Dinner tonight was a near thing. Nearly not a dinner, I mean. I was planning to make tarragon cream chicken. In fact, I spent quite a lot of time dithering about what to have for dinner, and so when I decided I wanted tarragon chicken I REALLY wanted it. I went to the supermarket and bought the chicken, and also some veges. I bought some white wine. Then I went to the other supermarket where they have cream (the only one that does) ... and they didn't have any cream left. I stared at the empty shelf space and grumbled to myself a bit, and wondered what to do. I had all the other ingredients. I wanted tarragon chicken. I WANTED TARRAGON CHICKEN. I could almost taste it. But there was no cream.
I had a brainwave. (Not a very good one, it turned out.) They did have tiny bottles of Jersey milk, with a high fat content. Maybe that would do, I thought, if I used a lot of butter. I bought the milk.
At home I fried the chicken, added the water (not stock, because I forgot to get some AGAIN), and the milk and tarragon. I cooked it for a while, and tasted. Yum! But something was missing. I added the required dash of wine ... and watched in horror as my sauce curdled.
It was amazing. I've never actually seen something curdle before. I have seen the results, afterwards, but to actually watch it separate out like that was kind of magical, in a bad kind of magical way. It just parted. Clear(ish) liquid stayed underneath, and cottage-cheesy-like gunk floated to the top. I tasted the two bits. The white gunk tasted like cottage cheese, only more boring. The clear liquid was rather good.

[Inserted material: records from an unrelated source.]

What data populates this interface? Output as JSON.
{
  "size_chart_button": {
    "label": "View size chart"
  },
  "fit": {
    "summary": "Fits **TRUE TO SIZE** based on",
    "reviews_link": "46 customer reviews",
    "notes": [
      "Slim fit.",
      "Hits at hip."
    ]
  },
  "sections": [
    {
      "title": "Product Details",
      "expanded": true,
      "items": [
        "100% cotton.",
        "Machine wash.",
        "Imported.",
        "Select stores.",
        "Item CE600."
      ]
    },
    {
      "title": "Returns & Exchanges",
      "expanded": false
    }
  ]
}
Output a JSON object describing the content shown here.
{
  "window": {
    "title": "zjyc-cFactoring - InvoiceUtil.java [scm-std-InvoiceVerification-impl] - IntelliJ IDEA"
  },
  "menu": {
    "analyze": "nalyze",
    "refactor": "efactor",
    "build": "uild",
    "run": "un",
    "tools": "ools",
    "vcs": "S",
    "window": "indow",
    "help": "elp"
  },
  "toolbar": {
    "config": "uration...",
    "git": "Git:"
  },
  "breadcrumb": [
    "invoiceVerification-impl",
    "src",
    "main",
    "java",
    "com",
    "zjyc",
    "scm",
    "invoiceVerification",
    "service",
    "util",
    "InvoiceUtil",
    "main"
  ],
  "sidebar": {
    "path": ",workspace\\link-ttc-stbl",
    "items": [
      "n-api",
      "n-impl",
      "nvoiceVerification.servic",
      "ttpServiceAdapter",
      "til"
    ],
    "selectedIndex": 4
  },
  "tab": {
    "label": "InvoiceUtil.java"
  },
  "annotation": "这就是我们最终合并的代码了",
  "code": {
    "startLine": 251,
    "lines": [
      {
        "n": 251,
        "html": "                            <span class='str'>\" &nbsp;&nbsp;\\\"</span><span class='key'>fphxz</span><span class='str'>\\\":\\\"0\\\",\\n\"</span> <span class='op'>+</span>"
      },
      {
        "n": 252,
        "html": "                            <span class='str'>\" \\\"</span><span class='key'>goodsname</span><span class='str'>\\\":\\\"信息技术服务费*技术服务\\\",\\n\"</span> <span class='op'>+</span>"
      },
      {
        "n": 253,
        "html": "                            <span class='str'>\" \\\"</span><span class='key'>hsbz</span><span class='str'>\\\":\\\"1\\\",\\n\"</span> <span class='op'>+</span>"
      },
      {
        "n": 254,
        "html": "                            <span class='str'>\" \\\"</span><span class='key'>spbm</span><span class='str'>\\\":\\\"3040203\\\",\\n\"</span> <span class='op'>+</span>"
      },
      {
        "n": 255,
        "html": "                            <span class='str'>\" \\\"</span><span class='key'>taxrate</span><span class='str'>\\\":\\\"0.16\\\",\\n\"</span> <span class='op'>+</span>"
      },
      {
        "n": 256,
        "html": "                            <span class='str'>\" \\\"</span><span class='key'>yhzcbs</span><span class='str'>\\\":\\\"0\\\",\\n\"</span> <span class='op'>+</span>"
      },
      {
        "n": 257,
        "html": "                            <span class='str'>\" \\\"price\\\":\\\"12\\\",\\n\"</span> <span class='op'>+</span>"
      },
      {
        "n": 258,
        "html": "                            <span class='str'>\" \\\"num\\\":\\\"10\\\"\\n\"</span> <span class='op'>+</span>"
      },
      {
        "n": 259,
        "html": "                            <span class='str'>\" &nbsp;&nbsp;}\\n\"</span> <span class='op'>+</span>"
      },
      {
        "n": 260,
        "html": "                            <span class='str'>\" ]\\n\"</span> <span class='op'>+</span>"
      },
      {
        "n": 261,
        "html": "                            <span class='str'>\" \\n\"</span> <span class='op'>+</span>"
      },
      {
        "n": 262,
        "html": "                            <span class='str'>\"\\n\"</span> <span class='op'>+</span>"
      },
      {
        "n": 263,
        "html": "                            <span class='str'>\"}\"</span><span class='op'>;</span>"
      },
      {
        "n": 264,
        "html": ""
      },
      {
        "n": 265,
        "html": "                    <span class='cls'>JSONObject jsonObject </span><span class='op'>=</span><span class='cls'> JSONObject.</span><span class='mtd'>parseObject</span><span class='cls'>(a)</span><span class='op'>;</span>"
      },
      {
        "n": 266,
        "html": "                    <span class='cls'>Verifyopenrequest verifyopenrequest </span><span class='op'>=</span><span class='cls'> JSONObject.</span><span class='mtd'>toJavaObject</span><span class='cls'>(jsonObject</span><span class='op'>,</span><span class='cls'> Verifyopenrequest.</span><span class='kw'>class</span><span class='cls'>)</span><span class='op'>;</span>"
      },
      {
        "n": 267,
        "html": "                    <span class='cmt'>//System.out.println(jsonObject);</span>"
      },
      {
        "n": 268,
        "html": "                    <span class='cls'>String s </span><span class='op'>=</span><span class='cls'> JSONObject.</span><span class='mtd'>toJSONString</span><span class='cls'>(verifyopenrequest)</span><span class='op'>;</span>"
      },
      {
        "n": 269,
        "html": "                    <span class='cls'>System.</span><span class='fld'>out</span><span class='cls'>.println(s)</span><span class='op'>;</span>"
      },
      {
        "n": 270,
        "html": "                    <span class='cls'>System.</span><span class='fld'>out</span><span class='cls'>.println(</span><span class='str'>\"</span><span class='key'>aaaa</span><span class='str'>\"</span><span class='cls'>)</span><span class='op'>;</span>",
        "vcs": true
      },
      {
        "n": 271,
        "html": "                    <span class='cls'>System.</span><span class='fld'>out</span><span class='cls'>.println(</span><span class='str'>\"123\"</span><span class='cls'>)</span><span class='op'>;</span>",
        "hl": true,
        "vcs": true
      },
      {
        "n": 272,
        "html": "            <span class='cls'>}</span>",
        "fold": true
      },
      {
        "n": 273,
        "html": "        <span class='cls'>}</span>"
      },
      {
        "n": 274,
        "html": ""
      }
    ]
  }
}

I sieved out the gunk and kept the clear liquid. I added more wine, more tarragon, and put the chicken back in and cooked it for a while longer.
The end result was pretty tasty (and a lot less fattening than I'd been planning), but might have worked better as a soup. I imagine that if I had chicken stock it would make a rather good soup, actually, and I might try it sometime. Chicken tarragon soup, flavoured with wine.
Curd, curdle ... if something curdles, I suppose the white stuff must be curds. I hadn't noticed that before. Nobody ever talks about curds unless they're reciting a nursery rhyme. Is cottage cheese actually curds? Was the first cottage cheese the result of someone else's cooking disaster?
I'll look it up in the morning.
Friday, March 13, 2009
Little Miss Muffett
Posted by Badaunt at 11:32 pm 2 comments
Labels: cooking
2 comments:
I'll bet it was.....LOL I've had plenty of cooking disasters!
Would you believe that the word verification is
Inept?
I love curds. I get cheese curds from the Amish market. They are fresh cheese that is somehow curdled out of the process. Or something. I don't really know.